La lumière du soleil se dispersait sur la vallée et les bois environnants.
Créant un effet Tyndall, des faisceaux de lumière perçaient le feuillage pour se poser au sol.
Sur ce fond, Lin Mo tenait Jiang Yunlu dans ses bras. Sentant la douceur de la jeune fille contre lui, il ne put s'empêcher de rire, exaspéré.

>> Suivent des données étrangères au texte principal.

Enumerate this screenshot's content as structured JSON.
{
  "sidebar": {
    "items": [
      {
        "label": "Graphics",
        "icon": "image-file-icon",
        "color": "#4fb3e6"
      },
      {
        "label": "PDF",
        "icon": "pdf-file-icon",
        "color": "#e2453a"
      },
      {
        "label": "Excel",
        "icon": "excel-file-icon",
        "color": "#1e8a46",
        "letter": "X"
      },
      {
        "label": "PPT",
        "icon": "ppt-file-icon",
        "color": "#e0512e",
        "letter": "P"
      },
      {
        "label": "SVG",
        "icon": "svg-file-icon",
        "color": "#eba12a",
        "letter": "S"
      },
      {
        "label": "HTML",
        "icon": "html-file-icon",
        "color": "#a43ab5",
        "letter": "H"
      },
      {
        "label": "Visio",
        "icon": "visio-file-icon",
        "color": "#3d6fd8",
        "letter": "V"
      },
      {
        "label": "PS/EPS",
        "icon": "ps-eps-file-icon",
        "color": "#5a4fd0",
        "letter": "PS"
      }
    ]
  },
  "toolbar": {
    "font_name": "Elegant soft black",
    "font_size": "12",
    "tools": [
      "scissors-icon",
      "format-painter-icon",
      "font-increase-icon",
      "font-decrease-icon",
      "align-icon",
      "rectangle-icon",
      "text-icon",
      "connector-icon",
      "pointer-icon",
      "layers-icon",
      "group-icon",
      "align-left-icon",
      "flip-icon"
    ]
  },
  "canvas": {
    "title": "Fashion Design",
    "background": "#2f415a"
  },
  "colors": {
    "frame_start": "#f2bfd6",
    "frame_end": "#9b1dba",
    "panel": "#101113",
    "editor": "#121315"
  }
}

« Était-il vraiment nécessaire de courir aussi vite ? Et si tu étais tombée ? Et si je n'avais pas été là ? » Son ton portait une pointe de reproche, mais c'était surtout de l'inquiétude.
Jiang Yunlu était pratiquement blottie contre Lin Mo, sentant la chaleur de son torse.
Elle baissa la tête, une rougeur rosée envahissant son visage, et parla d'une voix aussi fine qu'un moustique : « Si tu n'avais pas été là, je n'aurais pas couru si vite. D'ailleurs, j'avais confiance, tu m'aurais rattrapée. »
Cette dépendance et cette confiance attendrirent le cœur de Lin Mo.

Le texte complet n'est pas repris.